JOHN ROBERTS (GUEST ANCHOR): Dr. Siegel, you heard the president say yesterday that children are, quote, “almost immune.” What's the real deal?
DR. MARC SIEGEL (FOX NEWS MEDICAL CONTRIBUTOR): Well, John, I can't interpret what he meant by that, but I'll tell you this. Children under the age of five that get COVID-19 are actually being found in a study last week to have more of the virus in their noses than adults do. But I think the issue is about immunity. And one of the explanations, John, for why kids may have milder cases overall — much milder cases, or asymptomatic cases — is that they may have some cross-immunity that they're bringing from other coronaviruses that they're exposed to. That's one theory. Another theory is that children have stronger immune systems.
So — but that doesn't mean they can't get COVID-19. It doesn't mean they can't spread COVID-19. The older the children get, the easier it is for them to spread it to adults, based on studies around the world.
ROBERTS: You know, Dr. Siegel, you have talked to the president several times since this whole crisis started. He is frequently at odds or contradicts members of his Coronavirus Task Force. Do you get the sense that the president trusts his experts — or trusts his gut?
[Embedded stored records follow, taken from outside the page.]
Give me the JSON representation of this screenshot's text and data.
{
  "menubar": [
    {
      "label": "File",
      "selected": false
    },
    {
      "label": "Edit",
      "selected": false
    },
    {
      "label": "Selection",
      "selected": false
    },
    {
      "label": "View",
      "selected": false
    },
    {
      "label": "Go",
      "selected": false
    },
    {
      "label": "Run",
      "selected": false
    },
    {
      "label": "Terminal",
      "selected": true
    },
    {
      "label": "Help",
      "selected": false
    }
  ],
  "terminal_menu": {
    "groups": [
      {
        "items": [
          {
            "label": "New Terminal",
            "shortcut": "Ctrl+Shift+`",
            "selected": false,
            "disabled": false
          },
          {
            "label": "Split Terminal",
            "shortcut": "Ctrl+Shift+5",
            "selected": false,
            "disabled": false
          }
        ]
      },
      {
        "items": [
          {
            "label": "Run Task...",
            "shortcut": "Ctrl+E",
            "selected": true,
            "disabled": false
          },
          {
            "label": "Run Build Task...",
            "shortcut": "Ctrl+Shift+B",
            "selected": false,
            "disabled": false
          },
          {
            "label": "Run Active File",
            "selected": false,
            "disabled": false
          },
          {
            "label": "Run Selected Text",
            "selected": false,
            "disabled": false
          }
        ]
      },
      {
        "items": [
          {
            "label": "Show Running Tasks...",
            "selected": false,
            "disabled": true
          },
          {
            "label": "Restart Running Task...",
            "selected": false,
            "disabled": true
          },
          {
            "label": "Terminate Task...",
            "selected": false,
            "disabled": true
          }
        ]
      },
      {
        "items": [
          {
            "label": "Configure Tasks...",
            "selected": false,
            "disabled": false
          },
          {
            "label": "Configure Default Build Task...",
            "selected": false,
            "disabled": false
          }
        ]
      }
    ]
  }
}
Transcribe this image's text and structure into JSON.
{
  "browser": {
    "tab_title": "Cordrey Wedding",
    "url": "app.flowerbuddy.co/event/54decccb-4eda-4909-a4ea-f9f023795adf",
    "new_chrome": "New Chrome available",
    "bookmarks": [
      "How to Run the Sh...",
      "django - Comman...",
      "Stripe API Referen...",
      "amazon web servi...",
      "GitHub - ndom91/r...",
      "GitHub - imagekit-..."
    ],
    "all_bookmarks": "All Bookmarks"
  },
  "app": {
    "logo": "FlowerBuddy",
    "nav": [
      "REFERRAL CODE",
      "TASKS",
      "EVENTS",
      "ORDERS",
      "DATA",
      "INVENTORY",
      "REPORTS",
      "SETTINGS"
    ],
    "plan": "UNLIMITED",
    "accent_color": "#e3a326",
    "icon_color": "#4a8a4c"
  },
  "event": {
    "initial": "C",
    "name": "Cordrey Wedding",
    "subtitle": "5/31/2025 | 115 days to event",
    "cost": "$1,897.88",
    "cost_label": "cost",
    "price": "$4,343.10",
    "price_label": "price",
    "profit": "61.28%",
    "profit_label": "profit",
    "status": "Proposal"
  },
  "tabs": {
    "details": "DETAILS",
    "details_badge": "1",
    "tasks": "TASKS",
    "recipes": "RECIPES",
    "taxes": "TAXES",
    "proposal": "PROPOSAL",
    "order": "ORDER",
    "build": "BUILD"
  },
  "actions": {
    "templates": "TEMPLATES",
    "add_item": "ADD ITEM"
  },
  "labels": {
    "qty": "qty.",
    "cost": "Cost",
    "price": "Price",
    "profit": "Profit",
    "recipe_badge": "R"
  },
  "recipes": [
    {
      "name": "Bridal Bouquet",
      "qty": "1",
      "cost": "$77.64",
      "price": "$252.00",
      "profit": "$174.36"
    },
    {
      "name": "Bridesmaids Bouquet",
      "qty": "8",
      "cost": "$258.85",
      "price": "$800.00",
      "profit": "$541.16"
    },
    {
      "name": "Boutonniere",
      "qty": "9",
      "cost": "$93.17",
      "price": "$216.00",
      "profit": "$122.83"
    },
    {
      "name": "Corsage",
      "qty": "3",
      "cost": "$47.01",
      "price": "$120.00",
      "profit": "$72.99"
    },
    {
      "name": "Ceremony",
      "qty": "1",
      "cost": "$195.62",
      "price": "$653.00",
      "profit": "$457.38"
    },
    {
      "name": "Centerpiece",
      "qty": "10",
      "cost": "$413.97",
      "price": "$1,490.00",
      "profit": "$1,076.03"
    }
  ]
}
SIEGEL: I think both. John, that's a tough question. He trusts his experts, but he also goes day-to-day with that. He has some really top experts there.
ROBERTS: Sure.
SIEGEL: You know, he is not afraid to disagree with one of his experts, and he's not afraid to look at it from a more economic point of view, or from an issue of collateral damage. You know, he looks at it from many different ways at once. But it's — it would be a mistake to think, “Oh, he's angry at this expert, he's not listening to them anymore.” I think that they all continue to weigh in. Deborah Birx is a really good example of that, John. You know he had a tiff with her the other day.
ROBERTS: Yeah.
SIEGEL: But when I was down there, I heard that he gets reports from her all the time.